Wednesday, March 28, 2018
Michigan (InterContinental Chicago Magnificent Mile)
This presentation explores the impact of the populist far right parties on how European societies imagine their internal structure. The main argument is that the populists have managed to insert themselves into the center of political discourse by provoking and capitalizing on moral panics and controversies around Muslim immigrants. The unending moral panics and controversies about the “alien threat” to “our core values” (i.e. gender equality, sexual freedoms, freedom of speech and democratic values) ontologized Muslims vis-à-vis the nation by turning immigrant workers (part of the national working class) into alien Muslims (external to the nation).
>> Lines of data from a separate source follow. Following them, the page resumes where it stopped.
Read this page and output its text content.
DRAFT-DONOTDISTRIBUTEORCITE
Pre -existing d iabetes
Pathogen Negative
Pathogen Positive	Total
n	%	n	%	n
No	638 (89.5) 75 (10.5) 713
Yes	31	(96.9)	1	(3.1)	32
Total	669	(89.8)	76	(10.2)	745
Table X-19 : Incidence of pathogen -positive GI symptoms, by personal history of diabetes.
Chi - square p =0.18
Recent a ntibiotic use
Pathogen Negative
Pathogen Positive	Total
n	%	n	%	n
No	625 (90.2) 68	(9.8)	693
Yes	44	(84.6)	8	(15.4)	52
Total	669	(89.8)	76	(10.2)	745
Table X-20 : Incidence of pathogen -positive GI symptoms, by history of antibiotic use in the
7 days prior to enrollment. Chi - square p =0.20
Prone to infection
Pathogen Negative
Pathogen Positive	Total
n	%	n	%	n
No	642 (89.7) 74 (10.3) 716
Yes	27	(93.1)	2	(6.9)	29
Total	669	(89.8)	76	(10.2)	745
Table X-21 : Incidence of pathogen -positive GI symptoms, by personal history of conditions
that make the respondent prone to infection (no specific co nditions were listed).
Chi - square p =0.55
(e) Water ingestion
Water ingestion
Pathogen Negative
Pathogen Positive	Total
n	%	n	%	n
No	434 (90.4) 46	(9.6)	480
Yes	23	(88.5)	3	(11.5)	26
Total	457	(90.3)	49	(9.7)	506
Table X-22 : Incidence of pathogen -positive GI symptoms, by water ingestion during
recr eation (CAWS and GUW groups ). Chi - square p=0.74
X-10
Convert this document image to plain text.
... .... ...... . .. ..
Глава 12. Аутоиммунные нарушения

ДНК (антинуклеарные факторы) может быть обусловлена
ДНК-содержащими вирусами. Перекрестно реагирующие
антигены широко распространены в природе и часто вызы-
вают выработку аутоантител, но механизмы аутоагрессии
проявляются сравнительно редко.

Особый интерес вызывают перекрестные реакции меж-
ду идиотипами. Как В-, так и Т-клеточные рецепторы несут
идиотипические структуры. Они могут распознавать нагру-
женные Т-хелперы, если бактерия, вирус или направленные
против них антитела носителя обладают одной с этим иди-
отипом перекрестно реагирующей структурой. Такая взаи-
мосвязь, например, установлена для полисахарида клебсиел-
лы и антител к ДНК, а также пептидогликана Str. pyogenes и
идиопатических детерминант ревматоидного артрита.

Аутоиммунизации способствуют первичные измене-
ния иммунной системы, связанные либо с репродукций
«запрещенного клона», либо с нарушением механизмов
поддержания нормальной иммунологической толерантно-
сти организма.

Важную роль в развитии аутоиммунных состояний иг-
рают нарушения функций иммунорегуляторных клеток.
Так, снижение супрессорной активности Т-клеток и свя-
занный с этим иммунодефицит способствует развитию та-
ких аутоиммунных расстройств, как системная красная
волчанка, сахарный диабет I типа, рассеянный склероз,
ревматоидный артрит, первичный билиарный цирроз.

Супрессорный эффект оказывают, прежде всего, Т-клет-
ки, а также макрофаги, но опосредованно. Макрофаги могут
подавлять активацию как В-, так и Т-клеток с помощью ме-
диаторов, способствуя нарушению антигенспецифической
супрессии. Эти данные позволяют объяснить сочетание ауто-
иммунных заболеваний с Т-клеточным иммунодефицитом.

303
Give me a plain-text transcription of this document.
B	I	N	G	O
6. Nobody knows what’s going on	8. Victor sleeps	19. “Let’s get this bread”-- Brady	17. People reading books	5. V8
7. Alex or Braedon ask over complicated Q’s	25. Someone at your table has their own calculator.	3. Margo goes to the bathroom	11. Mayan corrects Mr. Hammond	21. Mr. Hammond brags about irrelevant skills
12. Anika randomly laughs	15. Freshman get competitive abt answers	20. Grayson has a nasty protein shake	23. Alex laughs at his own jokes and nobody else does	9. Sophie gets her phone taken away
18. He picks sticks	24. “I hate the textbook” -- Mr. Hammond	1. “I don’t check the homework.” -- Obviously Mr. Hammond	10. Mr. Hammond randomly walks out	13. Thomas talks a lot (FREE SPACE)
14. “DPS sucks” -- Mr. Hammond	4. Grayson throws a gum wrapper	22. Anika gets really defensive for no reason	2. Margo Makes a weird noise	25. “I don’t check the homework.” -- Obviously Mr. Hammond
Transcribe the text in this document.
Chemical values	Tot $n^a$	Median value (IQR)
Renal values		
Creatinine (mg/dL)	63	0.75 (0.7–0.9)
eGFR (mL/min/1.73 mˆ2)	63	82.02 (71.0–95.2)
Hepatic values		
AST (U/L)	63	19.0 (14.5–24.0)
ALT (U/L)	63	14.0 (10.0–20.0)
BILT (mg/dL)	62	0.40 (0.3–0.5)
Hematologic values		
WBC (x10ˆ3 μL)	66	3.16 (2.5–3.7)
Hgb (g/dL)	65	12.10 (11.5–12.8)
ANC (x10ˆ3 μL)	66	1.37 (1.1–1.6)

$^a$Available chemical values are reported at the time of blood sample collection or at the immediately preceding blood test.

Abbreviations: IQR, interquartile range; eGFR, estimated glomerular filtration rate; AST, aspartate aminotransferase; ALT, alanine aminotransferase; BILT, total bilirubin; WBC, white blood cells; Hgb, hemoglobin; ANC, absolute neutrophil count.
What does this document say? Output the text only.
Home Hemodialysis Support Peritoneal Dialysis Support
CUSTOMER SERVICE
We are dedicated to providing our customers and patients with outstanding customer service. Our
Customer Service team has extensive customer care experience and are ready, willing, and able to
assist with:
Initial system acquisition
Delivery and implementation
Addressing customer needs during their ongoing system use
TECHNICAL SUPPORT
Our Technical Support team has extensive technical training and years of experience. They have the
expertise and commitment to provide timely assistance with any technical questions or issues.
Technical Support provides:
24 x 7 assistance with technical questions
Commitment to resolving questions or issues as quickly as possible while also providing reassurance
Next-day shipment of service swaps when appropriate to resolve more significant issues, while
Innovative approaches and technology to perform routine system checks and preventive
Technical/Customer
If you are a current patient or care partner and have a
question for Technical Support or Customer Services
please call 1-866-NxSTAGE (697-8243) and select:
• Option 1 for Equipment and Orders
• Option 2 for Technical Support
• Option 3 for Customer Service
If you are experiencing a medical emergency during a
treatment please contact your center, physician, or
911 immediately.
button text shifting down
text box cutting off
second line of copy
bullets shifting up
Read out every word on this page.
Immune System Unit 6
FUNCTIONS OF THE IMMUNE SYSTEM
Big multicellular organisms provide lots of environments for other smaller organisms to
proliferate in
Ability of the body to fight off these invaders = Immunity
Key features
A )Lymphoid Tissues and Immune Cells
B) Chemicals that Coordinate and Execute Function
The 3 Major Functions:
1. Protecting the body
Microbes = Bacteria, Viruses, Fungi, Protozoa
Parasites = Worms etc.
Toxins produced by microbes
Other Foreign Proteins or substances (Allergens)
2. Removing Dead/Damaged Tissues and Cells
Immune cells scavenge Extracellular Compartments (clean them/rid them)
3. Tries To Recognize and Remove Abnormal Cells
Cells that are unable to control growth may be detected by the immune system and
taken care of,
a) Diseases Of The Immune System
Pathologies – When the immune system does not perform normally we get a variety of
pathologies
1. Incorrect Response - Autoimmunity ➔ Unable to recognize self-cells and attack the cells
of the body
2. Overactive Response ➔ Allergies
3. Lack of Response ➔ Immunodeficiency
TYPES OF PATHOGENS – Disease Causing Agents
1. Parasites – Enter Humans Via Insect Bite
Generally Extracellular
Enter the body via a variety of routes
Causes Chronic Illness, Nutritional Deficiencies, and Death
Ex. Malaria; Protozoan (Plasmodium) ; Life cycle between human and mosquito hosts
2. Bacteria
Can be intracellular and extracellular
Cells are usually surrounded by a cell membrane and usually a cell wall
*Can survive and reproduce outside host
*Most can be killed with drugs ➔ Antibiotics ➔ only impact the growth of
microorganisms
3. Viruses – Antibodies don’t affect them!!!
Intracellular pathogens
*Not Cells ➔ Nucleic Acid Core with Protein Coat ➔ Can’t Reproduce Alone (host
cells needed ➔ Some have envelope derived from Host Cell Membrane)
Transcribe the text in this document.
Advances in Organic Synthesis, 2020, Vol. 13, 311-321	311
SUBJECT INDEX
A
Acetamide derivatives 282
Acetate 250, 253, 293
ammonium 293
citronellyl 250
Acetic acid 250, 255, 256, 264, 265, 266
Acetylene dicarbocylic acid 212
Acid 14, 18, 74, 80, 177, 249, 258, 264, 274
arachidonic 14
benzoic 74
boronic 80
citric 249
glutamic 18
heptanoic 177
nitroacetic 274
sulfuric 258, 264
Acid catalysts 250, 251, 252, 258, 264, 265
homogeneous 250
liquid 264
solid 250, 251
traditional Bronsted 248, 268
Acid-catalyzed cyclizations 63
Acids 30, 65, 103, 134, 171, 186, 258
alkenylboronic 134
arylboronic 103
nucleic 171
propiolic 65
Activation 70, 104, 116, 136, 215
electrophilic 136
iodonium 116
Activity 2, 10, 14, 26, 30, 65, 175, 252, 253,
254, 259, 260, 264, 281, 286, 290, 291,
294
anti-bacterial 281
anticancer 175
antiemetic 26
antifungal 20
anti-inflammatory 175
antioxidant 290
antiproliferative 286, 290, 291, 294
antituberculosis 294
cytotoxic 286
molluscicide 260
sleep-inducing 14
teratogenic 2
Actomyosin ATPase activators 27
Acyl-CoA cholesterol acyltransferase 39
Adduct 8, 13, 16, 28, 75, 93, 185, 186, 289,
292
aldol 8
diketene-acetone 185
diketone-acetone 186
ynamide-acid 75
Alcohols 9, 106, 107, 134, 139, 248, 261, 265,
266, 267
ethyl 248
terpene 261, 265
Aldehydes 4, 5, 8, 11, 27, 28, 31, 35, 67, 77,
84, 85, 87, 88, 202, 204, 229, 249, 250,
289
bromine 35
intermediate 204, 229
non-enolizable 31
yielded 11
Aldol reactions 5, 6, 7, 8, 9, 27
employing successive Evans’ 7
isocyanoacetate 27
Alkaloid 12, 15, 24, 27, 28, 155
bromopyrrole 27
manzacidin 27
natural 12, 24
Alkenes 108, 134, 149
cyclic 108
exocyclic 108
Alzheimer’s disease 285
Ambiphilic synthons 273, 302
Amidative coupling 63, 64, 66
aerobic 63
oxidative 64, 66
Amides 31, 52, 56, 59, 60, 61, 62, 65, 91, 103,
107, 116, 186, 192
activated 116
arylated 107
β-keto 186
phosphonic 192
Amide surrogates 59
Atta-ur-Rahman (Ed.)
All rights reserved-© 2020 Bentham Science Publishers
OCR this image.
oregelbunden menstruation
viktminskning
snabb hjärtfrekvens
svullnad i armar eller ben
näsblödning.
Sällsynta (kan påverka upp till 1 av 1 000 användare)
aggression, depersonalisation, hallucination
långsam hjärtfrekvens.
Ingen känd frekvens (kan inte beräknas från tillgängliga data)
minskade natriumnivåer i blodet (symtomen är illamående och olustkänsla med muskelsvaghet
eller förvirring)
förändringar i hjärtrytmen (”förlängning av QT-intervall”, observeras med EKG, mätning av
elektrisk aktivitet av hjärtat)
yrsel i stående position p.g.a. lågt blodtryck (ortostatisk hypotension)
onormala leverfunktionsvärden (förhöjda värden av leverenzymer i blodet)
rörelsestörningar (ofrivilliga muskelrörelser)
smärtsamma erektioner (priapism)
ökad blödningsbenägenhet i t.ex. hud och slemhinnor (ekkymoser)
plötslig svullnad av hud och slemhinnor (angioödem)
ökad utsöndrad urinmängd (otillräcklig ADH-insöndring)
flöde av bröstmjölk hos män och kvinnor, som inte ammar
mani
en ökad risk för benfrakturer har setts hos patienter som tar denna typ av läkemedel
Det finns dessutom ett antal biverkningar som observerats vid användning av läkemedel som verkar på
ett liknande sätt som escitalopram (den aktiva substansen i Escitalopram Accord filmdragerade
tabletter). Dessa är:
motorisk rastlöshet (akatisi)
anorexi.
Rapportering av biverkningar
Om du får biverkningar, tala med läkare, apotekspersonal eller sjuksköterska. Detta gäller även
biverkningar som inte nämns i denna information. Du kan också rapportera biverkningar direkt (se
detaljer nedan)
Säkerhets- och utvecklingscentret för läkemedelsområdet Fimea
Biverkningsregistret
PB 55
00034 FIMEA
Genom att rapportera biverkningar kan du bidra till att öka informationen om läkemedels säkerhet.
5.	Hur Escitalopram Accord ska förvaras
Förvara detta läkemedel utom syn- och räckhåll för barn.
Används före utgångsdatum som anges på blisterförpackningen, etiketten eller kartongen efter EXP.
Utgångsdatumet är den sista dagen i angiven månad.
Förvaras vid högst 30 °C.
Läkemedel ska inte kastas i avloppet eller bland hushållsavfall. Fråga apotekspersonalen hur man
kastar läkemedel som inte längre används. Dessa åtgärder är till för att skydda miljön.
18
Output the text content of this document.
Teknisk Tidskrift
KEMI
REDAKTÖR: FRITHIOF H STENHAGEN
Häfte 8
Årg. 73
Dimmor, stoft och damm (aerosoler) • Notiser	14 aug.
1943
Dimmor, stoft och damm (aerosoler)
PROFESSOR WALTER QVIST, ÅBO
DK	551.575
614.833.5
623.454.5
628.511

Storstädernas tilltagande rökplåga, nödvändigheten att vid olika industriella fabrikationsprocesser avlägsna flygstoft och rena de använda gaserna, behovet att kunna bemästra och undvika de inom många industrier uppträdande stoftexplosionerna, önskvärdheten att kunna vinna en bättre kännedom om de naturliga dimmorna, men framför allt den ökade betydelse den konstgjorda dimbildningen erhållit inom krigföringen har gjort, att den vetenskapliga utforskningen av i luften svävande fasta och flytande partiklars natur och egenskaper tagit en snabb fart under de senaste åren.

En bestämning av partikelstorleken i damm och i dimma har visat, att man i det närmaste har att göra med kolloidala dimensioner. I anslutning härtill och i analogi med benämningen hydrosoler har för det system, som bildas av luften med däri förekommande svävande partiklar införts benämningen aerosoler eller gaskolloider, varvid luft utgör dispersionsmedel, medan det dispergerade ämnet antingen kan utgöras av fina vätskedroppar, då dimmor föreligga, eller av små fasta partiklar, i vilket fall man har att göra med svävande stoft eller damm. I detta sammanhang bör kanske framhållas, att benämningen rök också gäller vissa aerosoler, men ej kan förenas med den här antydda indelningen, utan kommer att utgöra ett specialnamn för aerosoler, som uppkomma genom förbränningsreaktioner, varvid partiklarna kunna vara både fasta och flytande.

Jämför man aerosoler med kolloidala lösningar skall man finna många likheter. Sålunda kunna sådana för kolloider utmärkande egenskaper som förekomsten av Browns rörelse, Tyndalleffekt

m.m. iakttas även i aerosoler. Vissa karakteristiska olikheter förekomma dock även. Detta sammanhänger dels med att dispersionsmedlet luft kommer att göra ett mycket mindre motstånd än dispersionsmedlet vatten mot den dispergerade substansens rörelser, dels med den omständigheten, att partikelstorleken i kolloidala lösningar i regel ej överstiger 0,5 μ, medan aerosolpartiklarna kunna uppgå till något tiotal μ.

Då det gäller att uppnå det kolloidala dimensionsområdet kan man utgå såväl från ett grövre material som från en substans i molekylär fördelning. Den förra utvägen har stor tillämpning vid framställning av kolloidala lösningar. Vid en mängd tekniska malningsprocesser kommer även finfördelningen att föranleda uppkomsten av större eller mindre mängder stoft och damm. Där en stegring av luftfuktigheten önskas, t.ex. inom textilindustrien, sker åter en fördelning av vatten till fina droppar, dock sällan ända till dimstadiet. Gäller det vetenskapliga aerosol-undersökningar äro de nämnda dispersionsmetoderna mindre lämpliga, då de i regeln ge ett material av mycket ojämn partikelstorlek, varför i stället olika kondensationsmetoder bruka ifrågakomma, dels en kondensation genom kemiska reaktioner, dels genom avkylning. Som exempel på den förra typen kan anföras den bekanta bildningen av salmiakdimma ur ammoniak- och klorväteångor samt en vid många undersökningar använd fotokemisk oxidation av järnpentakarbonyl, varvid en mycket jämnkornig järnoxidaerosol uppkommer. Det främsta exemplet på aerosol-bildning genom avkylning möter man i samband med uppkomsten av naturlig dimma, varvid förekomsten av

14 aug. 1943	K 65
This re-ontologization of society in turn displaced the basic antagonism in society from economic to cultural realm: the ongoing sense of anxiety around Muslim immigrants’ negative impact has created unlikely alliances among various social and political groups in defense of what came to be considered “common achievements.” Solidarity (as the basis for welfare system) is now commonly understood as rooted in cultural sameness rather than based on common class interests. This is what I call hegemonic transformation: there is a new “historical bloc” shaped around the perception of common values rather than common interests. Gender and sexuality are central to this process. The paper analyzes a particular moral panic in Denmark that changed the direction of public discourse and catapulted the populist forces onto the scene in the mid-1980s through a quantitative and qualitative analysis of newspaper coverage of immigration.